Cette reconnaissance marque un tournant pour la politique étrangère américaine, et oblige Washington à redéfinir son approche diplomatique.
Un basculement vers la multipolarité
Pendant des décennies, les États-Unis se sont présentés comme la puissance hégémonique et ont imposé leurs choix économiques et stratégiques au reste du monde. Mais cette dynamique est aujourd’hui contestée par l’émergence d’autres puissances capables d’influencer les affaires internationales. Lors de la Conférence de Munich sur la sécurité, en février 2025, Marco Rubio a admis que « le monde est multipolaire » et que les États-Unis devaient s’y adapter.
Cette reconnaissance survient alors que l’influence des BRICS ne cesse de croître. Initialement composé de cinq membres (Brésil, Russie, Inde, Chine et Afrique du Sud), le groupe a accueilli de nouveaux pays lors du sommet de Kazan en octobre 2024, renforçant son poids économique et politique. L’adhésion de l’Indonésie, en particulier, témoigne d’une dynamique de consolidation des économies émergentes face aux institutions dominées par l’Occident. Cette expansion accrédite l’idée d’un monde où l’influence ne se limite plus à l’axe américano-européen.
Cette prise de conscience américaine est aussi le résultat de la résilience de la Russie sur la scène internationale. Malgré les sanctions économiques occidentales et les efforts pour l’isoler diplomatiquement, Moscou a su maintenir et renforcer son influence, notamment en consolidant ses relations avec les BRICS et d’autres puissances émergentes. La « victoire » de la Russie, c’est-à-dire sa capacité à survivre aux tentatives d’affaiblissement occidental, a forcé Washington à réviser son analyse et à admettre que le monde ne fonctionne plus selon les règles d’une hégémonie unipolaire.
L’intégration de l’Union africaine au sein du G20 est un signal fort
L’entrée de l’Union africaine dans le G20, décidée lors du sommet de New Delhi en septembre 2023, est un autre événement de cette mutation géopolitique. Cette admission confère au continent africain une place dans les discussions économiques mondiales et souligne la volonté des acteurs globaux d’inclure des voix jusque-là marginalisées.
Le G20, autrefois dominé par les grandes économies occidentales, a été largement dynamisé par les BRICS. L’activisme du bloc, qui a plaidé pour une représentation du Sud global, a contribué à l’inclusion de l’Union africaine au sein du groupe. Cette évolution révèle un déplacement progressif des centres de pouvoir, les BRICS devenant l’un des moteurs d’une nouvelle gouvernance économique mondiale.
Marco Rubio, en reconnaissant la multipolarité, doit redéfinir la politique étrangère américaine pour ne plus seulement chercher à imposer une vision unique, mais à négocier avec des partenaires aux ambitions diverses.
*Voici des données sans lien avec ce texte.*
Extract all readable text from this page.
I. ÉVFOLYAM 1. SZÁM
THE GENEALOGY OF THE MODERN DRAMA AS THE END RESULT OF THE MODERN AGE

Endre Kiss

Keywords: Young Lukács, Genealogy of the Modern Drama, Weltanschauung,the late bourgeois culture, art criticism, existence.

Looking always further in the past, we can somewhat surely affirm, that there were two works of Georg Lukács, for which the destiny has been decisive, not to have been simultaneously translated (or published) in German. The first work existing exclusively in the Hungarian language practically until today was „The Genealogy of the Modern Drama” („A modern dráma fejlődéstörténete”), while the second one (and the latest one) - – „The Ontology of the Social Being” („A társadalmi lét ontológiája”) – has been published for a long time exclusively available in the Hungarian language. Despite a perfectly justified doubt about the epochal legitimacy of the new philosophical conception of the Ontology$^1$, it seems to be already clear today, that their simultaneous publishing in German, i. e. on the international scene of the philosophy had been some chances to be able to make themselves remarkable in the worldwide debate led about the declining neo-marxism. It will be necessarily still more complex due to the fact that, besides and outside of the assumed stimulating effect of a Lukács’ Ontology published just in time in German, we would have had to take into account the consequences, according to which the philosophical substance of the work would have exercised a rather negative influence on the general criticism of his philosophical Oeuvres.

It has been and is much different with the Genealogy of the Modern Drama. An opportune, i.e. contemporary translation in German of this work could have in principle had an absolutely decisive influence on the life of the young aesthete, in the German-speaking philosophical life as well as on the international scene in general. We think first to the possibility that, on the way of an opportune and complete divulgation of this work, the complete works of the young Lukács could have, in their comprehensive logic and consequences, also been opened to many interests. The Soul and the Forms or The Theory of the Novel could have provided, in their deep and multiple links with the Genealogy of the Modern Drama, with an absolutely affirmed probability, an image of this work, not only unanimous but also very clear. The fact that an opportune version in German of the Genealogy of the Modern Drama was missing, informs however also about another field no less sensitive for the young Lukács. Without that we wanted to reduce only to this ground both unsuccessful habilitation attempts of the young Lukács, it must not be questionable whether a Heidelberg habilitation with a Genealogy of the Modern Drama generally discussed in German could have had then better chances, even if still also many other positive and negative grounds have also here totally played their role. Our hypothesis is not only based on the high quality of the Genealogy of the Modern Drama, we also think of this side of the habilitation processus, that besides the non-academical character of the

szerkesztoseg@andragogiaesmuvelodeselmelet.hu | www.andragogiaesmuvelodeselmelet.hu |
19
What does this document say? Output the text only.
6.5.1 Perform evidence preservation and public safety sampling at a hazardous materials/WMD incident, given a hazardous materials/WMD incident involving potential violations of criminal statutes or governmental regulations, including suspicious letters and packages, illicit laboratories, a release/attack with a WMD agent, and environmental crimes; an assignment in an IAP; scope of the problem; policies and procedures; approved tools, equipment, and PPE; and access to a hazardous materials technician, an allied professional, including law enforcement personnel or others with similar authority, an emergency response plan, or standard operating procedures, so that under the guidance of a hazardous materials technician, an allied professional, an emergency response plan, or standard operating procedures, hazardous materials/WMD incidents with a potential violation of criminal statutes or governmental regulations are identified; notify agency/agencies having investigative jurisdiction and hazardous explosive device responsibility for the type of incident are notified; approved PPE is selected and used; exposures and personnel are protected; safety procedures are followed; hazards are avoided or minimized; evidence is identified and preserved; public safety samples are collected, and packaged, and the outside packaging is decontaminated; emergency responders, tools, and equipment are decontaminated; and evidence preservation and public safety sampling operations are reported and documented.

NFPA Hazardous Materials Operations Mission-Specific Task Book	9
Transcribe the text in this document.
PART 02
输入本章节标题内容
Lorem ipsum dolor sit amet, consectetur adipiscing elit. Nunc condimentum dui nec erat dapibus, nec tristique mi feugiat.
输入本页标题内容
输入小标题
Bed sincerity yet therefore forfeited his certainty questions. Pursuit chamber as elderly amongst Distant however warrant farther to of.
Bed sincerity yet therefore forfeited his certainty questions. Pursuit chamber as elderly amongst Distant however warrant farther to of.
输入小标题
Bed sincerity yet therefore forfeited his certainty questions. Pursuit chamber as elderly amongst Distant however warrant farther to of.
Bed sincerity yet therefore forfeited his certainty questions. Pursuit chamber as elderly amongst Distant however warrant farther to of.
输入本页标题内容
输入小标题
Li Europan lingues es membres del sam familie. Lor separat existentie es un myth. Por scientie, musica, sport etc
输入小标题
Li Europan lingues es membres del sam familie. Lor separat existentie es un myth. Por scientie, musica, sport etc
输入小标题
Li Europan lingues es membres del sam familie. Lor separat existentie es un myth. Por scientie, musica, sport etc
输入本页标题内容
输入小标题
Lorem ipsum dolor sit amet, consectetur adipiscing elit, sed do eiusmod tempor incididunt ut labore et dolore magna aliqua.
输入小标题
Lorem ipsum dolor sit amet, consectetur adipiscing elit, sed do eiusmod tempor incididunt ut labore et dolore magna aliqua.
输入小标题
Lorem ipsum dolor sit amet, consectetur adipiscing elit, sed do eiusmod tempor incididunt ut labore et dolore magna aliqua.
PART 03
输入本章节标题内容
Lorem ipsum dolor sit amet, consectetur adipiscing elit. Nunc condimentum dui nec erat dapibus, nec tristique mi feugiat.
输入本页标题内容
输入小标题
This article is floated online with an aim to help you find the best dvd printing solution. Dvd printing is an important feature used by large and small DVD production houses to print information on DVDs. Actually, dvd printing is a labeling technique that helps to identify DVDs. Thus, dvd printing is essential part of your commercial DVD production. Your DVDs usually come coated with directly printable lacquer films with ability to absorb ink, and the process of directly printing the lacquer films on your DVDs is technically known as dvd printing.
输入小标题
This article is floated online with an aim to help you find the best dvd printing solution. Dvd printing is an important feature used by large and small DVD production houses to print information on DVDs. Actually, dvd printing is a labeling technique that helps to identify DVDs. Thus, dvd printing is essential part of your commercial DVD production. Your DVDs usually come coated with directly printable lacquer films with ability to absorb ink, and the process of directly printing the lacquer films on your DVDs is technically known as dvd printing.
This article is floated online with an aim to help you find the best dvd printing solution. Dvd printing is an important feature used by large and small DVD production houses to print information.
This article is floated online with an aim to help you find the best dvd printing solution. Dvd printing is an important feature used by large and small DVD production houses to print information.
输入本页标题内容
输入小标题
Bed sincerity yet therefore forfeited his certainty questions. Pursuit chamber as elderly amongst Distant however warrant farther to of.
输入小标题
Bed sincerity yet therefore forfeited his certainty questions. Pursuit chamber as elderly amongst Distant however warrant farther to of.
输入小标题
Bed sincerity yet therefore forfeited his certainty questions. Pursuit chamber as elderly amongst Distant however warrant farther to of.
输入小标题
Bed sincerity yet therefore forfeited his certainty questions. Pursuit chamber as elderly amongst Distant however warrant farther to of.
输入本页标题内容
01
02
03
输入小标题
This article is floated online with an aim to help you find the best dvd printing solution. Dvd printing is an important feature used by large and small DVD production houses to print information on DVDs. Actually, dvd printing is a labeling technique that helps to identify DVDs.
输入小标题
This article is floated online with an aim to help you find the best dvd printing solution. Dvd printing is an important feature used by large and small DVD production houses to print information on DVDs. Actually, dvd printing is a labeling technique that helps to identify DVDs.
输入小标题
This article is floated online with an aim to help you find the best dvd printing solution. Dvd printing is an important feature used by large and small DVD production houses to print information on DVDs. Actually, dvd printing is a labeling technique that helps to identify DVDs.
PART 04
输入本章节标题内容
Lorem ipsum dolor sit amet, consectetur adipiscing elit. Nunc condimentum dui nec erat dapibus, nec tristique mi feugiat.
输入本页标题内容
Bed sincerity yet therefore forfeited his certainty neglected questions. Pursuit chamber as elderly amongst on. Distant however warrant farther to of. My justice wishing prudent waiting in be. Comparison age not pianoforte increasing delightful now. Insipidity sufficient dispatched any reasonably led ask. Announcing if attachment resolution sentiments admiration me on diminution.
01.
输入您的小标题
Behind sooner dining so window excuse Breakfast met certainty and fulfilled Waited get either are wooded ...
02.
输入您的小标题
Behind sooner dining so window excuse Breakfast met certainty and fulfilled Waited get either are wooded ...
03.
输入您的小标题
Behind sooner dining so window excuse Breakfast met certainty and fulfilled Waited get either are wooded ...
La multipolarité ne signifie pas seulement un monde où plusieurs puissances coexistent : c’est un monde où elles interagissent, souvent dans un rapport de force mouvant.
Le nouveau contexte impose désormais d’enlever les lunettes du XXe siècle et de regarder le réel en face, en tirant tous les enseignements de l’histoire contemporaine, sans jamais fuir l’histoire.
Qu’est-ce que la multipolarité ?
La multipolarité désigne un système international dans lequel plusieurs puissances, plutôt qu’une seule (unipolarité) ou deux (bipolarité), détiennent une influence significative sur les affaires mondiales. Aujourd’hui, des pôles comme les États-Unis, la Chine, l’Union européenne, la Russie, l’Inde et les BRICS modifient la structure du pouvoir global.
Par ailleurs, l’Afrique monte en puissance dans ce nouvel ordre mondial. Son rôle économique et diplomatique se renforce, notamment à travers l’Union africaine, qui siège désormais au G20. Cette montée en influence s’accompagne d’un rééquilibrage géostratégique dans l’océan Indien, que l’on surnomme de plus en plus « l’océan des BRICS » en raison de la présence accrue de l’Inde, de la Chine, de l’Afrique du Sud et des nouveaux partenaires du groupe dans la région. L’expansion des routes commerciales, des investissements et des infrastructures y redessinent les flux économiques mondiaux, au détriment des puissances occidentales.
Multipolarité et multilatéralisme, deux notions distinctes
La multipolarité fait référence à la distribution du pouvoir entre plusieurs grands acteurs internationaux. En revanche, le multilatéralisme concerne la coopération entre plusieurs nations dans des cadres institutionnels, comme l’ONU, l’OMC ou le G20. Un monde multipolaire peut être multilatéral, mais il peut aussi être caractérisé par des tensions et des rivalités entre blocs.